As Erik started sorting through his things in his bedroom, his mind continued to retrace the steps that brought him to earth. He had done this countless times leading up to the events of last night. He thought through what he believed was every possible derivation, every possible algorithm, and all the possible probabilities and yet he must have missed something. She was here. She had crossed the Sky Bridge. His formulae had been wrong. It just didn’t make logical sense to his calculating mind.

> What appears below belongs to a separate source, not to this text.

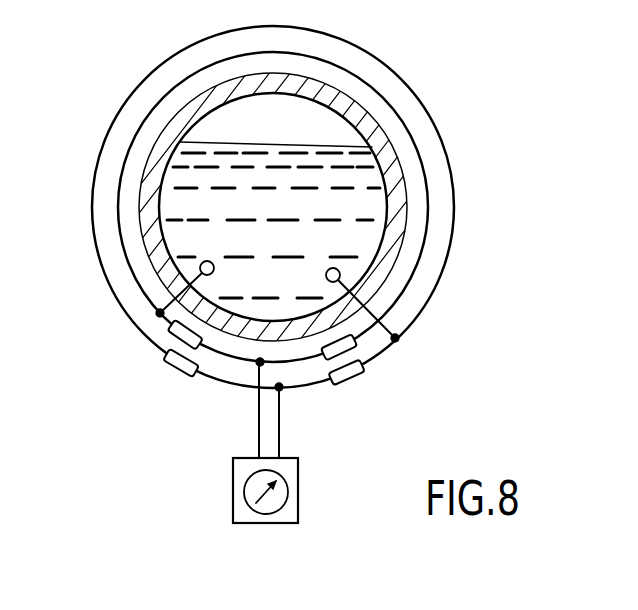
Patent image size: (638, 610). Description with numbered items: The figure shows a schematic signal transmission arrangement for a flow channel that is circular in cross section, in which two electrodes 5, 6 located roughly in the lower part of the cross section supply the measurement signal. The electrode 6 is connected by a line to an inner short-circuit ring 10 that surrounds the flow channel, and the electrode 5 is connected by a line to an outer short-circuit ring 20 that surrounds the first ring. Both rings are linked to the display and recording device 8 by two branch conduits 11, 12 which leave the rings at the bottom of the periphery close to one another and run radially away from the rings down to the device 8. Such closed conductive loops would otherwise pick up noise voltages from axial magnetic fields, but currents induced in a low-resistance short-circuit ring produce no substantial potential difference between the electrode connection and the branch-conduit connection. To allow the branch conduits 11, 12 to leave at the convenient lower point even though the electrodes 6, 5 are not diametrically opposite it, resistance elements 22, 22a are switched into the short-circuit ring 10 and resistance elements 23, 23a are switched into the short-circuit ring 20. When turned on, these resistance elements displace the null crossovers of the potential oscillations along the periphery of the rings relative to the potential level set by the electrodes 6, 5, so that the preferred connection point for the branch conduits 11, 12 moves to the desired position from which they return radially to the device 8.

Going back to the beginning, Erik laid out the facts as he knew them. Something from the Dark Realm had crossed over to Cold World which in and of itself shouldn’t have been possible. This thing which resembled a female had first appeared to him in his lab and she was angry on a berserker level. He didn’t recognize anything about her except for the sense that she had been hurt or wronged in some way and that he was the object of her hate. On Cold World she started appearing in an irregular form, half in and half out of sync with time. While she didn’t appear to have a real material presence to anyone other than Erik she was very real and had an extremely disturbing effect on Erik. Erik was afraid of her. This fear was palpable and registered an alien emotion within Erik. His encounters with her always left him on the brink of stark raving terror. He was sure that this had to be due to the fact that he was dealing with emotions he knew nothing about intellectually. He couldn’t explain the feelings he was having but he did feel them. They were not mental projections or some faded part of his imagination. He was experiencing emotion. Then the thought hit him…the more he felt, the stronger her presence seemed.
Erik thought back to that day he entered Professor Voguebuk’s lab after the professor had been slain before his eyes. Even this had unsettled him when it shouldn’t have. He remembered his thoughts as he watched the lifeless form of Professor Voguebuk sprawled in a bloody heap, half his body shredded and missing. It was a grisly scene but it shouldn’t have bothered Erik and yet it did.
Erik could remember the lab and all the lights and sirens that rang throughout the complex. He remembered the last words of the professor who urged him to find the solution to the pending disaster approaching Cold World. Erik was confident he could, given time. He just didn’t know how much time he had. He remembered walking towards the lab door and opening it to a sight that would alter all his plans and that of the future of Cold World.